В июне этого же года родился первый сын. Год был тяжелый в средней полосе. После майского дождя, что прошел в День Победы, следующий прошел лишь 18 июня. И корма, и посевы - все спалила засуха. Зима 47-го была голодная и суровая. Я оставила ребенка матери, скиталась по чужим углам с Димой далеко за Минском. От такой неустроенности нашей жизни в Минске я уехала домой и вернулась в школу.

Дима часто наезжал к нам и подолгу жил в деревне. Его тянуло ржаное поле, днями пропадал на полевых станах, у механизаторов, на молотьбе на токах. Всюду его интересовали люди, хлеборобы, он старался понять их жизнь и поступки после стольких бед и потрясений. Наблюдения осмыслялись поэтом и легли в стихи: "Кузница", "Звеньевая", "Рожь", "Хлебороб", "Молотьба" и другие.

 

В редакции районной газеты Дима познакомился с моим бывшим учителем по педучилищу Алексеем Ивановичем Семовым. Сразу нашлась общая тема для разговора - стихи моего земляка Николая Асеева. Семов был рад новому человеку, да еще близкому к литературе, поэтому разговоры их, начатые в редакции, часто заканчивались далеко за пределами города, на подходе к Нижним Деревенькам.

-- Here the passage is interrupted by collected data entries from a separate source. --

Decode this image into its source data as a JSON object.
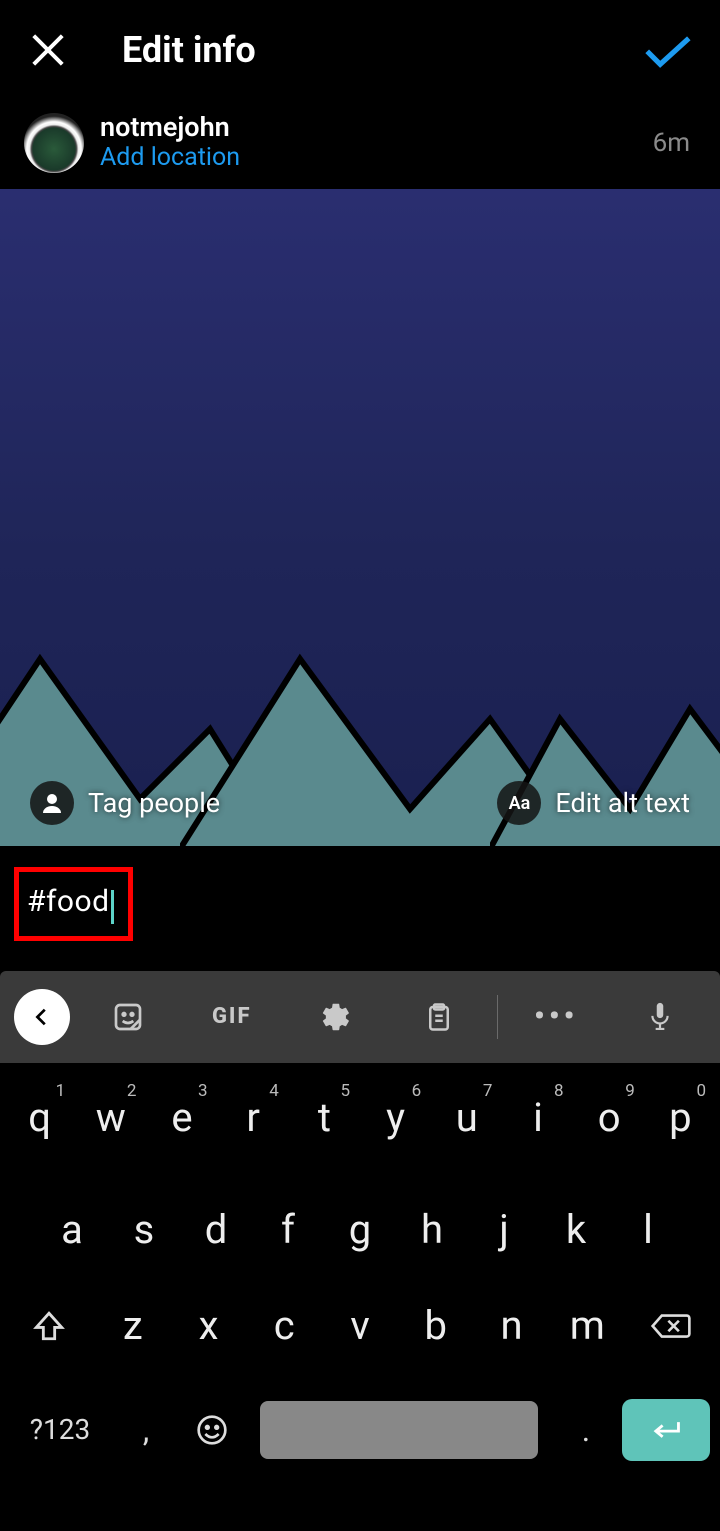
{
  "header": {
    "title": "Edit info"
  },
  "user": {
    "name": "notmejohn",
    "location_cta": "Add location",
    "time": "6m"
  },
  "image_overlay": {
    "tag_label": "Tag people",
    "alt_label": "Edit alt text",
    "alt_icon_text": "Aa"
  },
  "caption": {
    "text": "#food"
  },
  "toolbar": {
    "gif": "GIF"
  },
  "keyboard": {
    "row1": [
      {
        "k": "q",
        "n": "1"
      },
      {
        "k": "w",
        "n": "2"
      },
      {
        "k": "e",
        "n": "3"
      },
      {
        "k": "r",
        "n": "4"
      },
      {
        "k": "t",
        "n": "5"
      },
      {
        "k": "y",
        "n": "6"
      },
      {
        "k": "u",
        "n": "7"
      },
      {
        "k": "i",
        "n": "8"
      },
      {
        "k": "o",
        "n": "9"
      },
      {
        "k": "p",
        "n": "0"
      }
    ],
    "row2": [
      "a",
      "s",
      "d",
      "f",
      "g",
      "h",
      "j",
      "k",
      "l"
    ],
    "row3": [
      "z",
      "x",
      "c",
      "v",
      "b",
      "n",
      "m"
    ],
    "sym": "?123",
    "comma": ",",
    "dot": "."
  }
}
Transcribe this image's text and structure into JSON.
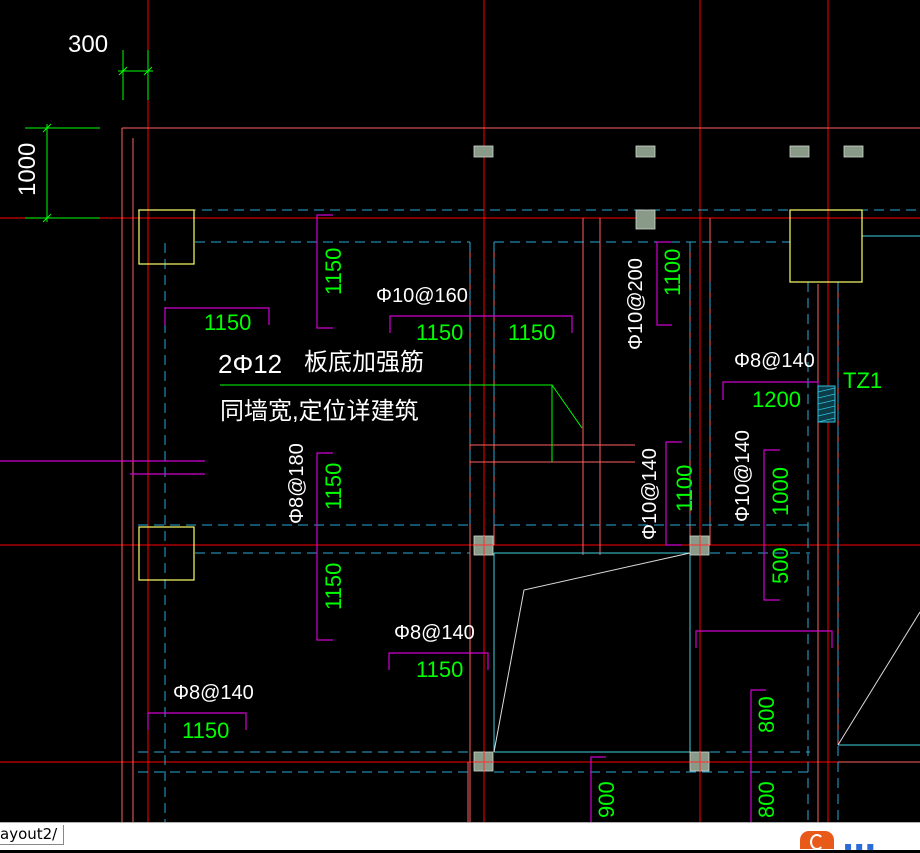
{
  "dimensions": {
    "top_width": "300",
    "left_height": "1000",
    "d_1150_a": "1150",
    "d_1150_b": "1150",
    "d_1150_c": "1150",
    "d_1150_v1": "1150",
    "d_1150_v2": "1150",
    "d_1150_v3": "1150",
    "d_1150_d": "1150",
    "d_1150_e": "1150",
    "d_1100_a": "1100",
    "d_1100_b": "1100",
    "d_1200": "1200",
    "d_1000": "1000",
    "d_500": "500",
    "d_800_a": "800",
    "d_800_b": "800",
    "d_900": "900"
  },
  "rebar": {
    "r1": "Φ10@160",
    "r2": "Φ10@200",
    "r3": "Φ8@140",
    "r4": "Φ8@180",
    "r5": "Φ10@140",
    "r6": "Φ10@140",
    "r7": "Φ8@140",
    "r8": "Φ8@140"
  },
  "notes": {
    "bar_spec": "2Φ12",
    "bar_title": "板底加强筋",
    "bar_desc": "同墙宽,定位详建筑",
    "column_tag": "TZ1"
  },
  "tabs": {
    "layout2": "ayout2/"
  },
  "colors": {
    "background": "#000000",
    "axis": "#ff0000",
    "wall": "#ff5a5a",
    "beam": "#2aa7d4",
    "dim_text": "#00ff00",
    "rebar_bracket": "#d000d0",
    "column": "#ffff66",
    "text": "#ffffff"
  }
}
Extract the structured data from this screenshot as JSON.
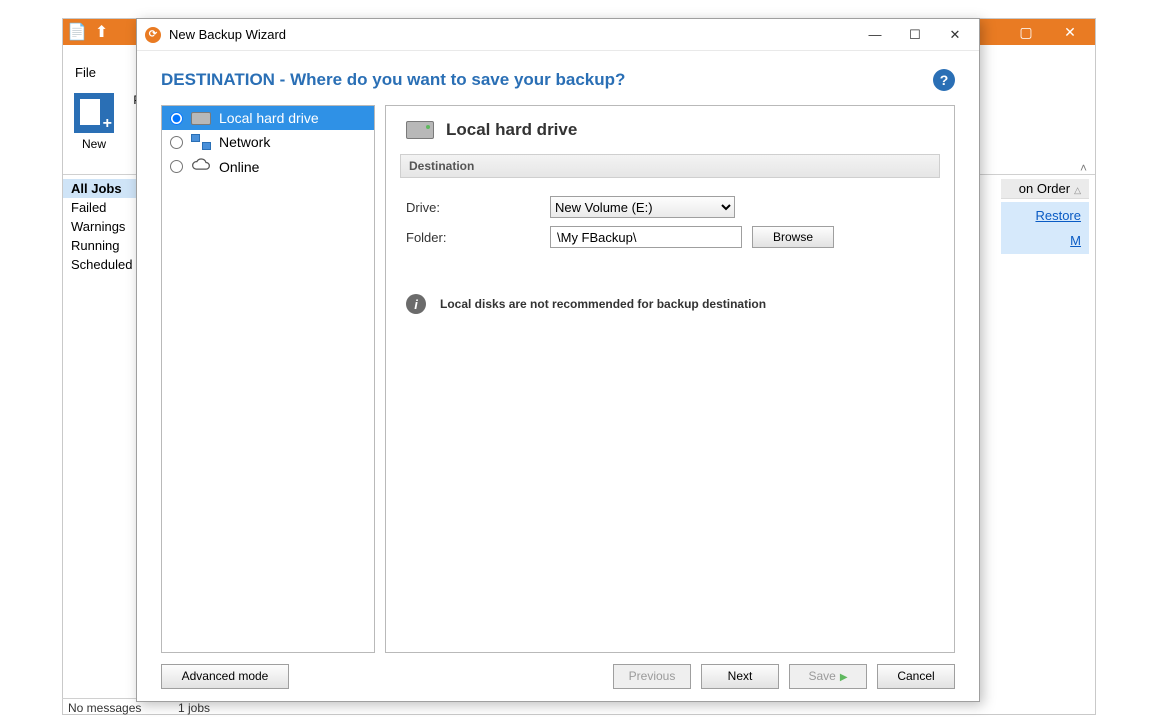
{
  "app": {
    "qat": [
      "new-file-icon",
      "up-arrow-icon"
    ],
    "file_tab": "File",
    "ribbon": {
      "new_label": "New",
      "prop_label": "Prop"
    },
    "sidebar": {
      "items": [
        {
          "label": "All Jobs",
          "active": true
        },
        {
          "label": "Failed"
        },
        {
          "label": "Warnings"
        },
        {
          "label": "Running"
        },
        {
          "label": "Scheduled"
        }
      ]
    },
    "col_header": "on Order",
    "job_row": {
      "restore": "Restore",
      "time_suffix": "M"
    },
    "status_left": "No messages",
    "status_jobs": "1 jobs"
  },
  "dialog": {
    "title": "New Backup Wizard",
    "heading": "DESTINATION - Where do you want to save your backup?",
    "dest_options": [
      {
        "key": "local",
        "label": "Local hard drive",
        "selected": true
      },
      {
        "key": "network",
        "label": "Network"
      },
      {
        "key": "online",
        "label": "Online"
      }
    ],
    "panel": {
      "title": "Local hard drive",
      "section": "Destination",
      "drive_label": "Drive:",
      "drive_value": "New Volume (E:)",
      "folder_label": "Folder:",
      "folder_value": "\\My FBackup\\",
      "browse": "Browse",
      "info": "Local disks are not recommended for backup destination"
    },
    "footer": {
      "advanced": "Advanced mode",
      "previous": "Previous",
      "next": "Next",
      "save": "Save",
      "cancel": "Cancel"
    }
  }
}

Некоторых льговских знакомых Дима воспринимал юмористически. У него даже была задумка написать поэмку в таком же духе о них. Отодвигал ее на свободное время, а потом, захваченный более серьезными мыслями, забыл о ней.

 

Когда они заговорили об Асееве, я стыдливо молчала, потому что совсем не знала этого поэта. Смущенно призналась Диме.

- Не беда, - сказал он, - Знания - дело наживное. Недостатка в книгах тогда не было. Он купил недавно вышедший сборник стихов Н. Асеева и сказал:

- Вот теперь мы семейно почитаем твоего земляка. А почитать тут есть что, особенно о твоей родине.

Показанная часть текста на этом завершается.